Professor Tilley said that growth of prostate cancer is initially dependent on hormones called androgens, which traditionally have been suppressed to stop tumor growth. However, despite an initial response, resistance to hormone deprivation often occurs and the tumor starts to grow again,
"Men undergoing hormone deprivation therapy can also experience significant side effects, including reduced libido, impotence, hot flushes, tiredness and sweating, gradual decrease in body hair, reduced bone and muscle strength and cognitive changes," he said.
The new treatment could effectively curb disease progression by killing prostate cancer cells.
These new drugs 17AAG and vorinostat can block key cancer survival pathways, but are not particularly effective in killing prostate cancer cells if given alone.

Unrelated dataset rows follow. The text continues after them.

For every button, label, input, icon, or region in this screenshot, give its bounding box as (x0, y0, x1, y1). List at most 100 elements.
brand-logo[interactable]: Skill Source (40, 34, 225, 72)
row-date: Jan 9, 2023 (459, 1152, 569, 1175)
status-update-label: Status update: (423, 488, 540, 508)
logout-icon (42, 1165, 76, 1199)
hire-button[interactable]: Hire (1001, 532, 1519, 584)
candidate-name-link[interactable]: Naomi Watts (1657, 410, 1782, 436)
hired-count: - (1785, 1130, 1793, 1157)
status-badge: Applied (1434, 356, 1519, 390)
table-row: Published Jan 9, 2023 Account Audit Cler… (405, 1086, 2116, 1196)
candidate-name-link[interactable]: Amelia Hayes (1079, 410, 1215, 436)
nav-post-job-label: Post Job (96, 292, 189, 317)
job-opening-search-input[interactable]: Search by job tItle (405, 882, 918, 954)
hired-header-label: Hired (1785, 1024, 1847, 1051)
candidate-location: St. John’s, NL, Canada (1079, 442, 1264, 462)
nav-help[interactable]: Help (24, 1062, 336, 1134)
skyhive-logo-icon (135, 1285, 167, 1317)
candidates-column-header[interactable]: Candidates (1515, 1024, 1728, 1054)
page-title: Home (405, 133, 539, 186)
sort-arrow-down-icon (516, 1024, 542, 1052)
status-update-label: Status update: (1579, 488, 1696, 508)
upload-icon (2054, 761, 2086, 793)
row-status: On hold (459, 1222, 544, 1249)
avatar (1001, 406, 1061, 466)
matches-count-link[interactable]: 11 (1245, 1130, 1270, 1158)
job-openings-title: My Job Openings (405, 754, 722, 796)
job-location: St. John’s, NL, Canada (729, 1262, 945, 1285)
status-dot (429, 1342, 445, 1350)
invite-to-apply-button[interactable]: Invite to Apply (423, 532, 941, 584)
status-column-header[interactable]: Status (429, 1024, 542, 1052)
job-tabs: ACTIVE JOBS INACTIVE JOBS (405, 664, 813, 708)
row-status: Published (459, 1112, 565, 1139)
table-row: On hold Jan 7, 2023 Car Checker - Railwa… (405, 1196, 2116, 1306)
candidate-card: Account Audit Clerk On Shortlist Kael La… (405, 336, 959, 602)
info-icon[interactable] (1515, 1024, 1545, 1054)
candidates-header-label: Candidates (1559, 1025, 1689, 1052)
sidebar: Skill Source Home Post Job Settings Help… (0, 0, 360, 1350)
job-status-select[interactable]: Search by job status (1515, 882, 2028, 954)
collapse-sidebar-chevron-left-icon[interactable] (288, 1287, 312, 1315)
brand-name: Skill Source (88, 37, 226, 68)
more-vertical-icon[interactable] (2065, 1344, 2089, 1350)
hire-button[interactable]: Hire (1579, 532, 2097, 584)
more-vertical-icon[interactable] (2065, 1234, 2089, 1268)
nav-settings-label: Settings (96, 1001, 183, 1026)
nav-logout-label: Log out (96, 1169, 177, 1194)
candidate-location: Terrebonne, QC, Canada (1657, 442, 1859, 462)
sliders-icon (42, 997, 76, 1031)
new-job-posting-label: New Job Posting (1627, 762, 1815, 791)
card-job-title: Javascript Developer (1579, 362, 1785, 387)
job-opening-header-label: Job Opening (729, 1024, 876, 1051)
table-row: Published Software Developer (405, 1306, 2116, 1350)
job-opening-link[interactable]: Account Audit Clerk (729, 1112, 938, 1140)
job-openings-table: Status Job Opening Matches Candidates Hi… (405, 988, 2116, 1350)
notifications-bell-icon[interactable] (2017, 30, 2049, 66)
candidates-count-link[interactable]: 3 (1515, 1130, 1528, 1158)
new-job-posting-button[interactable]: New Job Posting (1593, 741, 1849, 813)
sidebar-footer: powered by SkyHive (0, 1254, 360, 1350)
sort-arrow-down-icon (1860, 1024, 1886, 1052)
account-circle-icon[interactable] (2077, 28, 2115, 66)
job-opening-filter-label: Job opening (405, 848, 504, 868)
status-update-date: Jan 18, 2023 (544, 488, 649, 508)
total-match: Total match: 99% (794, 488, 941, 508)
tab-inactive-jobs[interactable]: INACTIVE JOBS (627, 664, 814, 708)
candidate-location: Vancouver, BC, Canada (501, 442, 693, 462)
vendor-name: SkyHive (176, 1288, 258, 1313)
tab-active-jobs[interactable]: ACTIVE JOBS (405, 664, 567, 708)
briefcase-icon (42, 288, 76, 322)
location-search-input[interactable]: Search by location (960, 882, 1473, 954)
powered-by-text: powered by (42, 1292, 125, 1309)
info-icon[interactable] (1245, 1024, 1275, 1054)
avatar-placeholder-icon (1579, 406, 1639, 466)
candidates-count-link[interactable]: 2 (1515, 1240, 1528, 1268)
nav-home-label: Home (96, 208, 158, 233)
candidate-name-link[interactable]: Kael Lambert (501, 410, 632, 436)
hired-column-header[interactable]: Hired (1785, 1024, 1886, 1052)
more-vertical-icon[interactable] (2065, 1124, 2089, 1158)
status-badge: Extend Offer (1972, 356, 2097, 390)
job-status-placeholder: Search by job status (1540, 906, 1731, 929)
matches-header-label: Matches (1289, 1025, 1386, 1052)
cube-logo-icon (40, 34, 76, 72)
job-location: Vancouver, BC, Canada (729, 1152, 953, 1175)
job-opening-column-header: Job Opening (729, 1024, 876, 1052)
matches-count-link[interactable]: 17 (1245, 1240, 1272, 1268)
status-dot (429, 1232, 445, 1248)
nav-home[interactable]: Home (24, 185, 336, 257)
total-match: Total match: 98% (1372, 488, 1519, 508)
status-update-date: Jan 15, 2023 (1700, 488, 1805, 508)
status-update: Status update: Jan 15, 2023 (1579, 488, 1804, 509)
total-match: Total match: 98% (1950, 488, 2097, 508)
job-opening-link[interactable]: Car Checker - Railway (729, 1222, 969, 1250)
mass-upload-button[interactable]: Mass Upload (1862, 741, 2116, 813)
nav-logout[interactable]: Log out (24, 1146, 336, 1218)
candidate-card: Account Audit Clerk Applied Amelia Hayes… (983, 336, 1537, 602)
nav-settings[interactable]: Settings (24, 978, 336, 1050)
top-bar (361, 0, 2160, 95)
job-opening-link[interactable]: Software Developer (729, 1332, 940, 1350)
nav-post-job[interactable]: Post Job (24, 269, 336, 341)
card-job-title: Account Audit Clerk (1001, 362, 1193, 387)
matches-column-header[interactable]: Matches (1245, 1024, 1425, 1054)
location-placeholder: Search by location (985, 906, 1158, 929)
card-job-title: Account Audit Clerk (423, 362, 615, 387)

"We can now confirm that a very low level of bicalutamide is capable of inhibiting cancer cell proliferation by more than 10-fold when combined with either vorinostat or 17AAG, making our current treatments much more effective and causing fewer side effects," said Butler.
Professor Chris Sweeney, a world recognized medical oncologist and Director of Clinical Trials at the Royal Adelaide Hospital Cancer Center will be conducting further clinical trials to test the new treatment
"The ultimate test of this exciting laboratory breakthrough is to see if it improves outcomes and quality of life for men suffering from advanced prostate cancer," he said.